Als vaste hulpverlener (zie Competenties) kijk je breed en domeinoverstijgend naar de situatie van het gezin. Zoals problemen bij ouders en hun kinderen die behandeling binnen de (jeugd-)GGZ nodig hebben. Je voert zelf concrete acties uit of zorgt dat ze worden uitgevoerd. Kortom, je doet wat nodig is. Dit vraagt om ruimte om professionele afwegingen te maken (Scholte et al., 2012). Zie de verdieping en onderbouwing voor toelichting op dit begrip. De werkwijze bij gezinnen met meervoudige en complexe problemen volgt een model met een aantal inhoudelijke uitgangspunten. Een voorbeeld hiervan is het wrap-around-care-model.
Wrap-around-care-model
Het wrap-around-care-model komt oorspronkelijk uit de Verenigde Staten, maar wordt inmiddels ook in Nederland toegepast. Het model geeft de vaste hulpverlener handvatten. Het wrap-around-care-model wordt vaak als een bloem voorgesteld, met het gezin en de vaste hulpverlener in het midden. Zij vormen het hart van de bloem. De blaadjes staan voor de verschillende leden uit het netwerk van het gezin en alle andere betrokken hulpverleners en instanties die ‘erbij gehaald worden’ om verandering in het gezin te brengen (Hermanns et al., 2012).
Met het wrap-around-care-model vervul je als hulpverlener drie rollen, die van aannemer, regisseur en coach (zie ook de gezinscoach van Broeken & Talma, 2004; en Berger et al., 2013).

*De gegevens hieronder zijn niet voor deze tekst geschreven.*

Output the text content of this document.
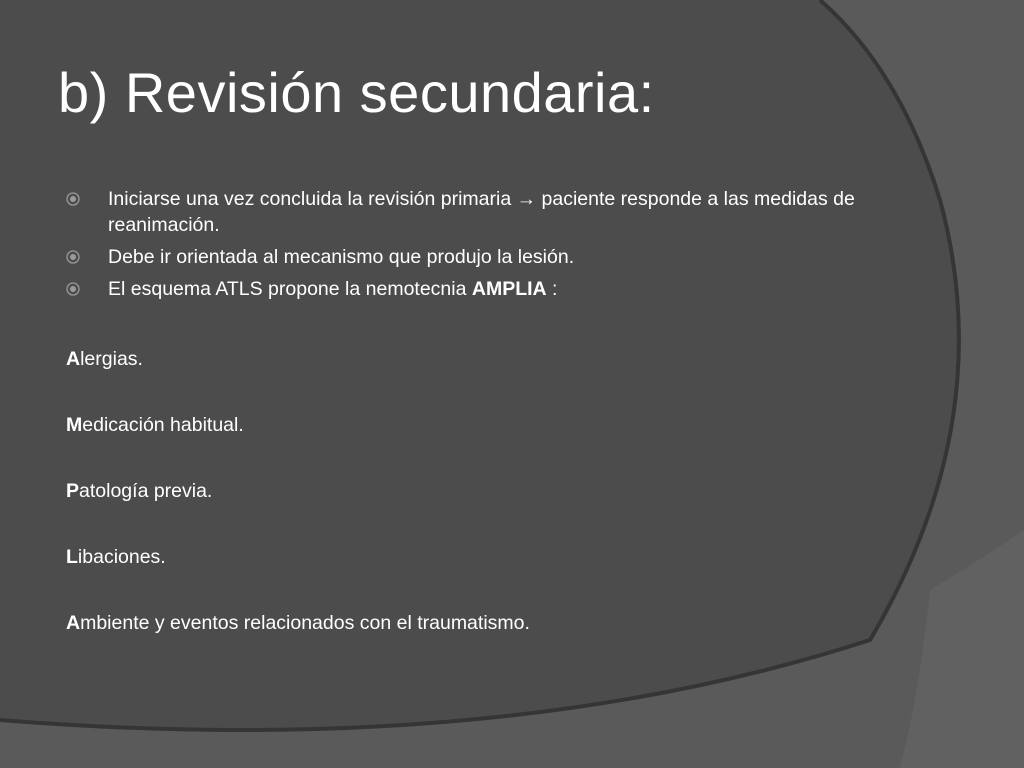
b) Revisión secundaria:
Iniciarse una vez concluida la revisión primaria → paciente responde a las medidas de reanimación.
Debe ir orientada al mecanismo que produjo la lesión.
El esquema ATLS propone la nemotecnia AMPLIA :
Alergias.
Medicación habitual.
Patología previa.
Libaciones.
Ambiente y eventos relacionados con el traumatismo.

- In de rol van aannemer ben je praktisch, meehelpend en proactief.
- In de rol van regisseur ben je overstijgend coördinerend.
- In de rol van coach sta je naast het gezin. Je kunt relativeren en bent tevreden met kleine stapjes.
Als vaste hulpverlener bouw je vertrouwen op bij de gezinsleden, bijvoorbeeld door praktische hulp te geven aan het begin van de samenwerking. Daarnaast stimuleer je, neem je zo weinig mogelijk over en activeer je het gezin om zelf oplossingen te bedenken voor de problemen. Je werk is veelzijdig én intensief. Je vervult meerdere rollen tegelijkertijd op alle leefgebieden van het gezin en hebt vaak contact met de gezinsleden, soms meerdere keren per week. De hulpverlener werkt zelfstandig, neemt eigen beslissingen, en zet de eerste stap
Hulp in gedwongen kader
In Nederland is deelname aan een hulpverleningstraject meestal vrijwillig, maar in bepaalde gevallen is een gedwongen kader nodig om hulp op gang te brengen. Dit geldt vooral voor gezinnen met meervoudige of complexe problemen, waar grote zorgen zijn over de veiligheid van de kinderen. Bij een deel van deze gezinnen is een gedwongen kader noodzakelijk. Lees meer over hulp in gedwongen kader bij Verdieping en onderbouwing.
Als hulpverlener is het belangrijk om te weten hoe je hulp in een gedwongen kader kunt introduceren bij het gezin en vervolgens een band kunt opbouwen. Het helpt als je in het eerste contact persoonlijk, transparant, eerlijk en oprecht bent (De Vries, 2010).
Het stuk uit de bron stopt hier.